Sepriana, ibu Prada Lucky yang juga hadir sebagai saksi, mengungkapkan kekecewaannya terhadap senior putranya yang dipercayakan menjaga namun justru diduga melakukan kekerasan. “Andre Maklori jahat, kerap nyiksa, itu kata Lucky kepada saya. Lucky tanya saya kenal dia, tapi saya bilang tidak kenal, mama kenal bapaknya saja karena sama-sama dari Ambon,” ujar Sepriana saat memberikan kesaksian, dilansir dari detikBali pada Selasa (28/10/2025). Ia juga menyatakan pernah menitipkan pesan kepada Andre Maklori agar menjaga Prada Lucky dengan baik, namun kenyataannya Andre mengkhianati kepercayaan tersebut.

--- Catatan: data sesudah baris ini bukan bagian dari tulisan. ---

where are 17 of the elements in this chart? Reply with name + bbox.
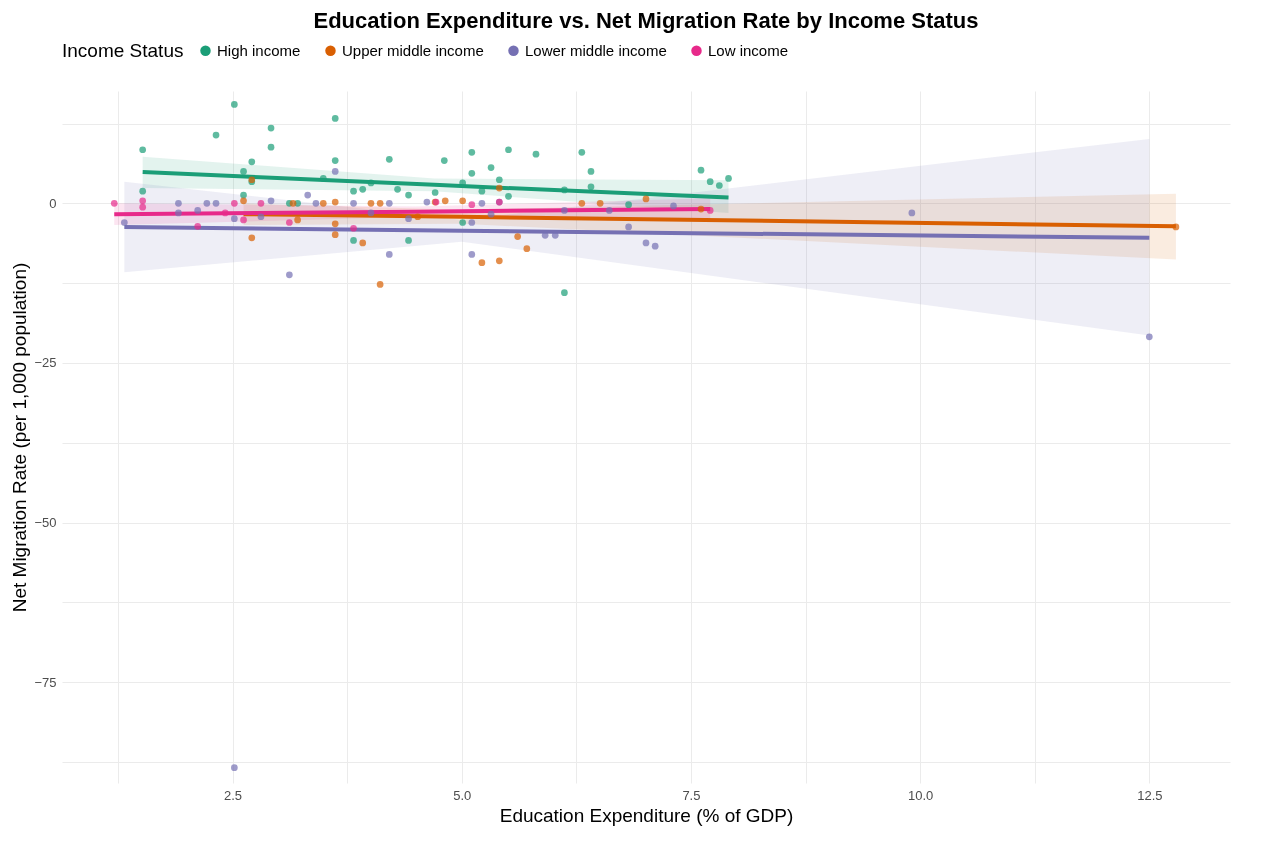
y-tick-label: −25 xyxy=(34,355,57,371)
y-tick-label: −50 xyxy=(34,515,57,531)
legend-label: Lower middle income xyxy=(525,41,667,59)
x-axis-title: Education Expenditure (% of GDP) xyxy=(499,804,794,826)
chart-title: Education Expenditure vs. Net Migration Rate by Income Status xyxy=(313,8,979,33)
y-tick-label: −75 xyxy=(34,674,57,690)
legend-label: Upper middle income xyxy=(342,41,484,59)
x-tick-label: 2.5 xyxy=(223,787,243,803)
x-tick-label: 10.0 xyxy=(907,787,934,803)
y-axis-title: Net Migration Rate (per 1,000 population) xyxy=(9,262,31,613)
x-tick-label: 5.0 xyxy=(453,787,472,803)
legend-label: High income xyxy=(217,41,301,59)
legend-label: Low income xyxy=(708,41,789,59)
x-tick-label: 7.5 xyxy=(682,787,701,803)
x-tick-label: 12.5 xyxy=(1137,787,1163,803)
y-tick-label: 0 xyxy=(49,195,57,211)
legend-title: Income Status xyxy=(62,40,184,61)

Agenda sidang selanjutnya adalah pemeriksaan saksi, di mana dua belas saksi dipersiapkan, namun hanya enam saksi yang dapat hadir, termasuk ayah dan ibu Prada Lucky serta beberapa rekan anggota TNI yang berdinas bersama almarhum. Oditur Militer menegaskan bahwa selain ancaman pidana penjara, para terdakwa juga berpotensi dipecat dari dinas militer jika terbukti bersalah.
Sidang ini juga mengungkap isu orientasi seksual Prada Lucky yang sempat menjadi kontroversi. Oditur Militer menegaskan bahwa tudingan isu LGBT hanyalah asumsi dan tidak dapat dibuktikan oleh saksi maupun terdakwa dalam persidangan, sehingga tidak menjadi dasar dakwaan. Keluarga Prada Lucky pun menolak otopsi awal dan hanya akan menyetujui otopsi ulang dengan melibatkan pihak netral jika putusan pengadilan tidak sesuai harapan.
Isak tangis mewarnai ruang sidang saat orang tua Prada Lucky memberikan kesaksian dan mengungkapkan kehilangan mereka atas tragedi ini. Dampak emosional sidang ini juga tercermin dalam suasana persidangan yang penuh ketegangan dan haru.
Sidang kasus kematian Prada Lucky Chepril masih akan berlanjut dengan agenda pemeriksaan saksi lebih lanjut dan mendengarkan pembelaan terdakwa demi mendapatkan keadilan atas meninggalnya Prada Lucky yang diduga akibat kekerasan oleh seniornya sesama anggota TNI.